Herr Fischer, Ihr Buch „Das Leben ein Skandal“ ist auf den ersten Blick mehr eine Anekdotensammlung als eine Autobiografie. Warum diese Form?
Ottfried Fischer: Ich wollte es vermeiden, eine Autobiografie zu schreiben. Weil ich mir gedacht habe: „Ich bin doch nicht der Pocher, dafür bin ich zu alt.“ Heute schreibt man ja bereits eine Autobiografie, wenn man als Fußballer eine Saison Bundesliga gespielt hat dann und wegen Verletzung ausfällt.
Das heißt, Sie hätten Ihre Autobiografie schon längst schreiben müssen.
Fischer: Richtig. Ich habe jetzt ein paar Geschichten zusammengetragen, welche die biografischen Daten meiner jeweiligen Gegenwart begleitet haben. Mein Vorbild dafür ist der österreichische Autor Friedrich Torberg gewesen, der in seinem Buch „Die Tante Jolesch“ die k. und k.-Monarchie auch mit solchen Geschichten beschrieben hat. Die waren teilweise unspektakulär, aber sehr komisch.
Sie haben dabei einen sehr eigenen Sprachstil. Wodurch wurde der geprägt?
Fischer: Das war glaube ich der Latein-Unterricht. Mir gefällt dieses „sine ira et studio“, also ohne Zorn und falschen Eifer zu schreiben.
Und dann war es mein Vater, Westfale. Er verlangte immer, dass bei uns zuhause Hochdeutsch gesprochen wird. Bis zu meinem Schulweg habe ich das auch gemacht, genauso wie meine Mutter, die kam aus dem Bayerischen Wald, sie sprach eigentlich so ein dialektliches Süddeutsch.
Auf dem Schulhof wechselte das dann, mit meinem Bruder sprach ich dort Hochdeutsch, wenn andere Kameraden dazukamen, haben wir Bayerisch geredet. Das ging immer hin und her und so habe ich auch dieses Abschweifen gelernt. Sich erlauben abzuschweifen, weil es einfach selbstverständlich ist.
Wer hat Ihren Humor geprägt?
Fischer: Auch der Vater. Mein Vater hätte genauso Kabarettist werden können, er hat immer sehr gute Ideen gehabt und die Leute unterhalten können. Bei ihm haben sich die Besucher immer gewundert: Da kommt man auf einen Bauernhof im hintersten, Bayerischen Wald und trifft dort einen halben Philosophen, der gleichzeitig ein begeisterter Landwirt ist. Das war ja sein Lebenswerk.
Sie beweisen auch stets eine große Portion Selbstironie.
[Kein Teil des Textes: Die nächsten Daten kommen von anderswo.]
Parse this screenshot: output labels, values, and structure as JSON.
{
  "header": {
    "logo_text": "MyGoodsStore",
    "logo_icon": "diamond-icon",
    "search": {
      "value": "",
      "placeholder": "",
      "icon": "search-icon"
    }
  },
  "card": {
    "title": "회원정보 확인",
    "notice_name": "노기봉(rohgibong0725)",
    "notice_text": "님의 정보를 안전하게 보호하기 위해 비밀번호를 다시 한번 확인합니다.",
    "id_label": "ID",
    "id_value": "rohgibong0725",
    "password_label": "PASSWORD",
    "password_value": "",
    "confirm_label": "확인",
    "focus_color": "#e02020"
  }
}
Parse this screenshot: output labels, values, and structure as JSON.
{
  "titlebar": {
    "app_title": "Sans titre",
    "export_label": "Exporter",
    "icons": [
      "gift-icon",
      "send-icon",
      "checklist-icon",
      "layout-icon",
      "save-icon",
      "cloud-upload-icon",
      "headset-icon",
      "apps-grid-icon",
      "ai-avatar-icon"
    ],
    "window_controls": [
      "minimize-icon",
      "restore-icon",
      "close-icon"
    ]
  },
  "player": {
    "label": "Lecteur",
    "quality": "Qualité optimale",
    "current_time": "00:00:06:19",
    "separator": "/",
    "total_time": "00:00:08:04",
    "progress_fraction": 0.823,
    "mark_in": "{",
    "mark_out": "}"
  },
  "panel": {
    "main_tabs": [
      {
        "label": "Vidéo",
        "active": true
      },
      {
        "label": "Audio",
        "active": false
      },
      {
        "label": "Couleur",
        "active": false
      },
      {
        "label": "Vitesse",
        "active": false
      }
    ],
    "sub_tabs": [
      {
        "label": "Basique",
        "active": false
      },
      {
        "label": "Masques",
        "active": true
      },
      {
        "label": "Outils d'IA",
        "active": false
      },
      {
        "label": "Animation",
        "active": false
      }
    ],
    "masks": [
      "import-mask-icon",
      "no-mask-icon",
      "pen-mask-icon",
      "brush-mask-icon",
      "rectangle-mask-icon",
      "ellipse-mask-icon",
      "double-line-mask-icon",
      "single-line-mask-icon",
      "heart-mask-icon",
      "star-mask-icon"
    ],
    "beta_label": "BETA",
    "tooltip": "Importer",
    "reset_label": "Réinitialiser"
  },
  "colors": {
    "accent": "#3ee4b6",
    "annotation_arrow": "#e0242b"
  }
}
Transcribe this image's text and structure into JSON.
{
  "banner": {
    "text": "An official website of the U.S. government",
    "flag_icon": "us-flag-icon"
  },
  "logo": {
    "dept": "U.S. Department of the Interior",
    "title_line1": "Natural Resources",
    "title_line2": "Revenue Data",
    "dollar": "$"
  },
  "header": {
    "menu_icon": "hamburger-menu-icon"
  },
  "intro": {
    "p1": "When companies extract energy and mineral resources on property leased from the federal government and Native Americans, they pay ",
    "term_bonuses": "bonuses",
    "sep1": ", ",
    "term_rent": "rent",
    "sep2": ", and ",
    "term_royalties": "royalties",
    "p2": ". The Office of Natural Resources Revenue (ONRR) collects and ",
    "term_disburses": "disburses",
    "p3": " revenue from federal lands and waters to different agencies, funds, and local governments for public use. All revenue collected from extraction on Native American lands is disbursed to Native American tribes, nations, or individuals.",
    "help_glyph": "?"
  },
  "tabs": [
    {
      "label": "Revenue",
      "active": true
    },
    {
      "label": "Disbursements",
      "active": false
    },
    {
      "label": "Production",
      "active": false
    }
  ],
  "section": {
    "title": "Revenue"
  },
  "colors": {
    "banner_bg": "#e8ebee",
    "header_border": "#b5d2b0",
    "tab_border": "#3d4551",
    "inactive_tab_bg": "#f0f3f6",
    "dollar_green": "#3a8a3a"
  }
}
Schätzen Sie das auch bei anderen?
Fischer: Ich habe neulich zum ersten Mal eine Veranstaltung mit Gregor Gysi gehabt. Sein Vorredner war ein zwei Meter langer Hüne und dann kam Gregor auf die Bühne. Weil er das Mikrofon kaum erreichte, sagte er „Jetzt wieder diese demütigende Geste“ und zog das Mikrofon auf seine Höhe runter. Die Leute haben ihn geliebt in dem Moment! Da war er kein Politiker mehr, sondern einer von ihnen. Weil der große Gregor Gysi zum Mikro hochgreifen musste und dabei einen Witz auf seine eigenen Kosten machte.
Wie schwierig ist es heute, Kabarettist zu werden?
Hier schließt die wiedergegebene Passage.